New FSA boss vows crackdown on insider trading

Bloomberg

The new financial services minister, Tadahiro Matsushita, pledged to deepen his agency’s investigation into the insider trading that has undermined confidence in the country’s financial markets.

“We just can’t overlook” the issue, Matsushita, 73, told reporters late Monday after he joined Prime Minister Yoshihiko Noda’s Cabinet. “We need to strictly deal with this, while continuing to investigate cases.”

Matsushita will take over probes that the Financial Services Agency and its watchdog arm, the Securities and Exchange Surveillance Commission, are carrying out on information leaks ahead of share sales, including the stocks of Nippon Sheet Glass Co., Inpex Corp., Tokyo Electric Power Co. and Mizuho Financial Group Inc. The SESC is also probing underwriters of the stock offerings.

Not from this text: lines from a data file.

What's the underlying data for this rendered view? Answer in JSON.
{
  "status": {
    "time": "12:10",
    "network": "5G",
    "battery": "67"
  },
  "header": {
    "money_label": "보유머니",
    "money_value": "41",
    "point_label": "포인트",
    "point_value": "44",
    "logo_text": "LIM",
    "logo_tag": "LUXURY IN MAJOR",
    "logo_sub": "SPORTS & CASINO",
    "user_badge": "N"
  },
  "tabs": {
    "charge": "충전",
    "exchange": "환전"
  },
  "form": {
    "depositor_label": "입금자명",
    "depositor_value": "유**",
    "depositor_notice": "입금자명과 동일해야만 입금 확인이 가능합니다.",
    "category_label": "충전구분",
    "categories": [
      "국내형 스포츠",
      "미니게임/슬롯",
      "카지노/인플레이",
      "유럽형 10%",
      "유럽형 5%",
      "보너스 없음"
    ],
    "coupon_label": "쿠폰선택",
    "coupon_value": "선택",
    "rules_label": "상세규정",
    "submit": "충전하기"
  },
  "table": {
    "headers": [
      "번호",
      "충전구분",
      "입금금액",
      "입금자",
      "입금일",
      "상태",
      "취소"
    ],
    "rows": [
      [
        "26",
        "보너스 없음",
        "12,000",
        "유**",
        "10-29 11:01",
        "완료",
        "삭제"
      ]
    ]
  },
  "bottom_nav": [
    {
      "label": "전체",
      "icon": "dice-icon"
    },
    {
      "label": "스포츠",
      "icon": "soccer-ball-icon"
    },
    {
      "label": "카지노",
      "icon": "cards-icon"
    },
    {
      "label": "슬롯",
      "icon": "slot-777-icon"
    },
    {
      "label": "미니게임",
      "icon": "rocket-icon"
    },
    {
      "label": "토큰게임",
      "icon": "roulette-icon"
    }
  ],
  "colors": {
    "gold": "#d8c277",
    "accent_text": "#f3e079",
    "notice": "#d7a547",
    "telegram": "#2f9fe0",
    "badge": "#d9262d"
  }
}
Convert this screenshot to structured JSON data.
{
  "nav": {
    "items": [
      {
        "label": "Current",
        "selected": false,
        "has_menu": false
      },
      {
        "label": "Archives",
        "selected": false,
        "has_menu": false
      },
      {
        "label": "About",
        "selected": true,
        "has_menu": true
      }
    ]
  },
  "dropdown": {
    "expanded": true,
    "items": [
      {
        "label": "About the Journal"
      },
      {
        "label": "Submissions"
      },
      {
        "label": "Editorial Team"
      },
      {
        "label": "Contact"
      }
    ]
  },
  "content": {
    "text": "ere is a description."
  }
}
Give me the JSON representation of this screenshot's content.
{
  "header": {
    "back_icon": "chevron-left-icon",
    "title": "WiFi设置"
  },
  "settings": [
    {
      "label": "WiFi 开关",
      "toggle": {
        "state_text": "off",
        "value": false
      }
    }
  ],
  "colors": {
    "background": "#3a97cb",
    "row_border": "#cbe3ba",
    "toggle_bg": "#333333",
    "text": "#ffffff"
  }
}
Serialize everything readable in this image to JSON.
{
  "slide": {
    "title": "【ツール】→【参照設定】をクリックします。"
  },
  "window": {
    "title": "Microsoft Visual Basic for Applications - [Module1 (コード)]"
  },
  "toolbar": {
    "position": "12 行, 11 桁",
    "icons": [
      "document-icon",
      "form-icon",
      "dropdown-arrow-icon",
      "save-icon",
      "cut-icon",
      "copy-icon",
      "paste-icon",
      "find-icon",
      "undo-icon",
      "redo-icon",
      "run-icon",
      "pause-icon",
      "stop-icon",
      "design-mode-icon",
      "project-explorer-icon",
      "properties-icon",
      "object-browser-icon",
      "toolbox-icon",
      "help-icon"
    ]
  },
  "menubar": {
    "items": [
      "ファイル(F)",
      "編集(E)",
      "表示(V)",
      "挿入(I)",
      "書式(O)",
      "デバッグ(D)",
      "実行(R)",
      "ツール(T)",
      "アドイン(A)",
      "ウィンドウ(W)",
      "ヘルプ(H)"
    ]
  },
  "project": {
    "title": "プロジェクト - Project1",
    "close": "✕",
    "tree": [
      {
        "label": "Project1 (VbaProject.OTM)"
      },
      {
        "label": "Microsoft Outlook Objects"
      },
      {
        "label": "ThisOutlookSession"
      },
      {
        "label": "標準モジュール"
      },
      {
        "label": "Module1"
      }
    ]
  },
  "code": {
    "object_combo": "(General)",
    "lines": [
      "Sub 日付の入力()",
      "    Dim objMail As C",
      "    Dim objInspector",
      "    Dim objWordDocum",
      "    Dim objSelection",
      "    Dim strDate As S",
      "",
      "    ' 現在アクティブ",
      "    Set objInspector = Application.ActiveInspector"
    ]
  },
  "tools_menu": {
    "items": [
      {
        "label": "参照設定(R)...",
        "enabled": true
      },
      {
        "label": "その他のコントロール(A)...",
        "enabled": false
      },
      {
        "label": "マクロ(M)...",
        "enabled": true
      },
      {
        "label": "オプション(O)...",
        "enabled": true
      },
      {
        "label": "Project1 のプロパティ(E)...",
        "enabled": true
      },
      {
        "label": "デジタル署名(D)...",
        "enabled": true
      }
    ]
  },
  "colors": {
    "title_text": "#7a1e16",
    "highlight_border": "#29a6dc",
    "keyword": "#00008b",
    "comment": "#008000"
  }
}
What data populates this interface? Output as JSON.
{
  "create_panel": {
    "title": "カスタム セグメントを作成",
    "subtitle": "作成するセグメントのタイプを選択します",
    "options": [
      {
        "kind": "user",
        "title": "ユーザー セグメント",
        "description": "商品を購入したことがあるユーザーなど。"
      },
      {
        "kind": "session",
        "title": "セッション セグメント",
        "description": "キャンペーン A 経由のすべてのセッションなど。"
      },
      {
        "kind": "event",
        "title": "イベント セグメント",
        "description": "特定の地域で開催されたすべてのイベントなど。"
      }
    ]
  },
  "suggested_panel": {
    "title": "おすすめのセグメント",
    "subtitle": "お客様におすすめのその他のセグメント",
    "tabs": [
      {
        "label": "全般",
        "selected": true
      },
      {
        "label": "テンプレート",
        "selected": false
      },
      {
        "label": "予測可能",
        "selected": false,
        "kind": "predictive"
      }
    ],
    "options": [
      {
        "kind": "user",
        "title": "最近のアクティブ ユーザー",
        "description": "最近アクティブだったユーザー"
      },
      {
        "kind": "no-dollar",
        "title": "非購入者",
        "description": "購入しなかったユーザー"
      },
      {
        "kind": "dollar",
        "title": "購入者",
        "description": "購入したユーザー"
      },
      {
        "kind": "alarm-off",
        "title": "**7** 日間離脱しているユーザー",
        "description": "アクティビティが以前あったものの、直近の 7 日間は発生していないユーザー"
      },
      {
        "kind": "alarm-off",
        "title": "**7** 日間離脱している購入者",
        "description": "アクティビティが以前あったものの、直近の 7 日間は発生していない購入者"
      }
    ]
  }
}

He will also seek to rebuild confidence damaged by corporate scandals, including the massive accounting fraud at Olympus Corp. and AIJ Investment Advisors Co.’s concealment of close to ¥110 billion.

The Topix plunged Monday to its lowest level since 1983, entering a bear market after disappointing U.S. jobs and China services data added to evidence the global economy is slowing.

Matsushita pledged to avoid a repeat of the AIJ case, which spurred authorities to conduct checks on 265 fund managers in March.

The government is unlikely to further extend a moratorium on loan repayments by small businesses that expires next March, he said.

The Lower House lawmaker has replaced Shozaburo Jimi. Both belong to Kokumin Shinto (People’s New Party), a junior member of Noda’s ruling bloc.